Look All Around, Nothing but Blue Sky
We weren't crazy about the Bluesfest lineup this year - there was really no one that we were dying to see, but we were still fine going out to listen to music in the outside. Plus, since there was no one we were fanatical about, we could chill on chairs and blankets and not get beat up in the crowd. Plus, there is always the grilled cheese food truck.
So Collette and I went in and she ordered a bacon deluxe with no ketchup and I ordered a single with cheese, no tomato and onion. The young guy working at the counter was really nice, we both commented on it - when he put Collette's burger down she said "no ketchup, right?" and he said "you got it". We got back in the car and our friend was now driving so we could eat.

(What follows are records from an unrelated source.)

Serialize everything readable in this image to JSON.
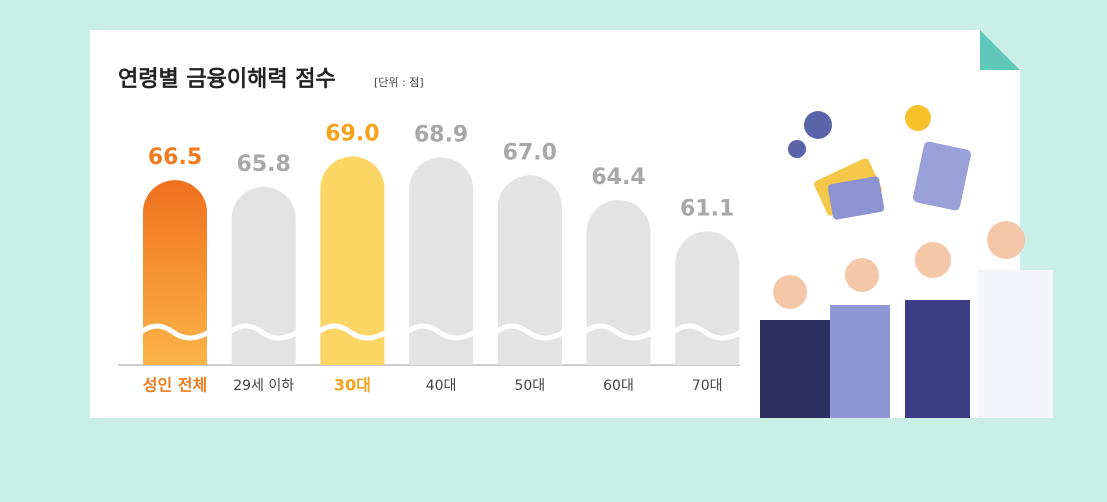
{
  "chart_data": {
    "type": "bar",
    "title": "연령별 금융이해력 점수",
    "subtitle": "[단위 : 점]",
    "categories": [
      "성인 전체",
      "29세 이하",
      "30대",
      "40대",
      "50대",
      "60대",
      "70대"
    ],
    "values": [
      66.5,
      65.8,
      69.0,
      68.9,
      67.0,
      64.4,
      61.1
    ],
    "value_labels": [
      "66.5",
      "65.8",
      "69.0",
      "68.9",
      "67.0",
      "64.4",
      "61.1"
    ],
    "colors": [
      "#f37c20",
      "#e3e3e3",
      "#fdd565",
      "#e3e3e3",
      "#e3e3e3",
      "#e3e3e3",
      "#e3e3e3"
    ],
    "label_colors": [
      "#f07b1f",
      "#a8a8a8",
      "#f5a21d",
      "#a8a8a8",
      "#a8a8a8",
      "#a8a8a8",
      "#a8a8a8"
    ],
    "ylim": [
      47,
      70
    ]
  }
}
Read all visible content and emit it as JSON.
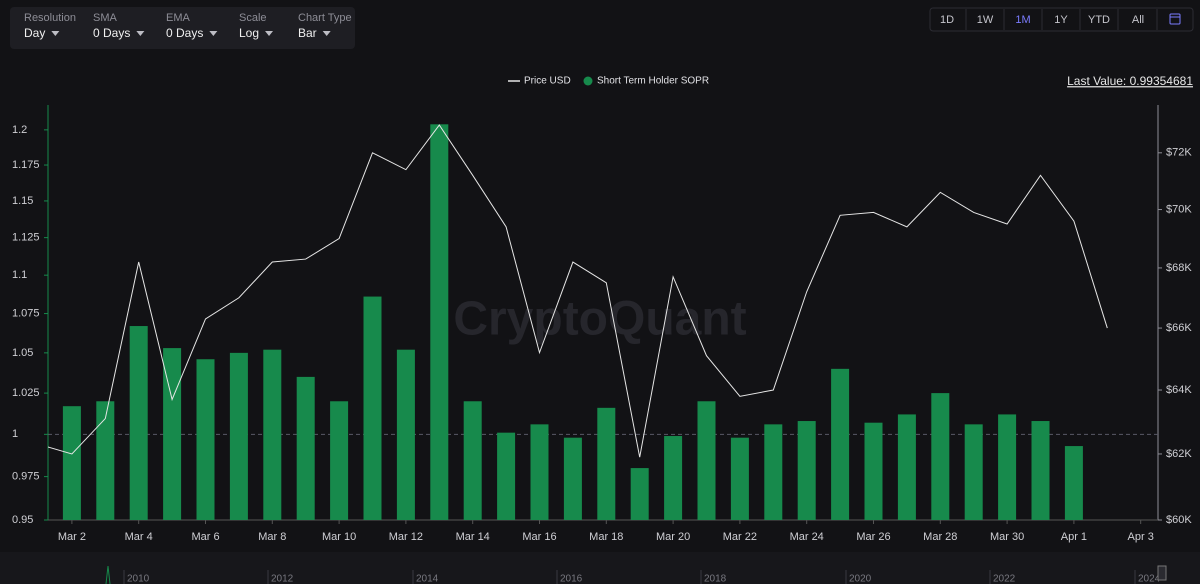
{
  "toolbar": [
    {
      "label": "Resolution",
      "value": "Day"
    },
    {
      "label": "SMA",
      "value": "0 Days"
    },
    {
      "label": "EMA",
      "value": "0 Days"
    },
    {
      "label": "Scale",
      "value": "Log"
    },
    {
      "label": "Chart Type",
      "value": "Bar"
    }
  ],
  "range_buttons": [
    "1D",
    "1W",
    "1M",
    "1Y",
    "YTD",
    "All"
  ],
  "active_range": "1M",
  "last_value_label": "Last Value: 0.99354681",
  "watermark": "CryptoQuant",
  "chart_data": {
    "type": "bar",
    "categories": [
      null,
      "Mar 2",
      null,
      "Mar 4",
      null,
      "Mar 6",
      null,
      "Mar 8",
      null,
      "Mar 10",
      null,
      "Mar 12",
      null,
      "Mar 14",
      null,
      "Mar 16",
      null,
      "Mar 18",
      null,
      "Mar 20",
      null,
      "Mar 22",
      null,
      "Mar 24",
      null,
      "Mar 26",
      null,
      "Mar 28",
      null,
      "Mar 30",
      null,
      "Apr 1",
      null,
      "Apr 3"
    ],
    "series": [
      {
        "name": "Price USD",
        "type": "line",
        "axis": "y2",
        "color": "#e6e6e6",
        "values": [
          62300,
          62000,
          63100,
          68200,
          63700,
          66300,
          67000,
          68200,
          68300,
          69000,
          72000,
          71400,
          73000,
          71200,
          69400,
          65200,
          68200,
          67500,
          61900,
          67700,
          65100,
          63800,
          64000,
          67200,
          69800,
          69900,
          69400,
          70600,
          69900,
          69500,
          71200,
          69600,
          66000,
          null
        ]
      },
      {
        "name": "Short Term Holder SOPR",
        "type": "bar",
        "color": "#178a4c",
        "values": [
          null,
          1.017,
          1.02,
          1.067,
          1.053,
          1.046,
          1.05,
          1.052,
          1.035,
          1.02,
          1.086,
          1.052,
          1.204,
          1.02,
          1.001,
          1.006,
          0.998,
          1.016,
          0.98,
          0.999,
          1.02,
          0.998,
          1.006,
          1.008,
          1.04,
          1.007,
          1.012,
          1.025,
          1.006,
          1.012,
          1.008,
          0.993,
          null,
          null
        ]
      }
    ],
    "ylim": [
      0.95,
      1.218
    ],
    "yscale": "log",
    "yticks": [
      0.95,
      0.975,
      1,
      1.025,
      1.05,
      1.075,
      1.1,
      1.125,
      1.15,
      1.175,
      1.2
    ],
    "y2lim": [
      60000,
      73730
    ],
    "y2scale": "log",
    "y2ticks": [
      {
        "value": 60000,
        "label": "$60K"
      },
      {
        "value": 62000,
        "label": "$62K"
      },
      {
        "value": 64000,
        "label": "$64K"
      },
      {
        "value": 66000,
        "label": "$66K"
      },
      {
        "value": 68000,
        "label": "$68K"
      },
      {
        "value": 70000,
        "label": "$70K"
      },
      {
        "value": 72000,
        "label": "$72K"
      }
    ],
    "reference_line": 1,
    "legend": "top"
  },
  "navigator": {
    "years": [
      "2010",
      "2012",
      "2014",
      "2016",
      "2018",
      "2020",
      "2022",
      "2024"
    ]
  }
}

Collette unwrapped her burger and said "oh for god's sake, did I not say no ketchup TWICE?" I said "yep. Wouldn't it be funny if my burger had tomato and onion on it?" and then I unwrapped it and SURE ENOUGH. And we huffed and puffed and expletived and demanded that the car be turned around so we could go fuck some shit up (we were joking, we were not going to ruin some poor high school kids' day over a botched hamburger order, settle down). Then I looked down and said "oh, uh.... does your hamburger have bacon on it? Because, uh, mine does, and it wasn't supposed to...."
And then we howled with laughter and I had to eat the bacon deluxe because Collette was already halfway through my single with cheese. It could have used some ketchup.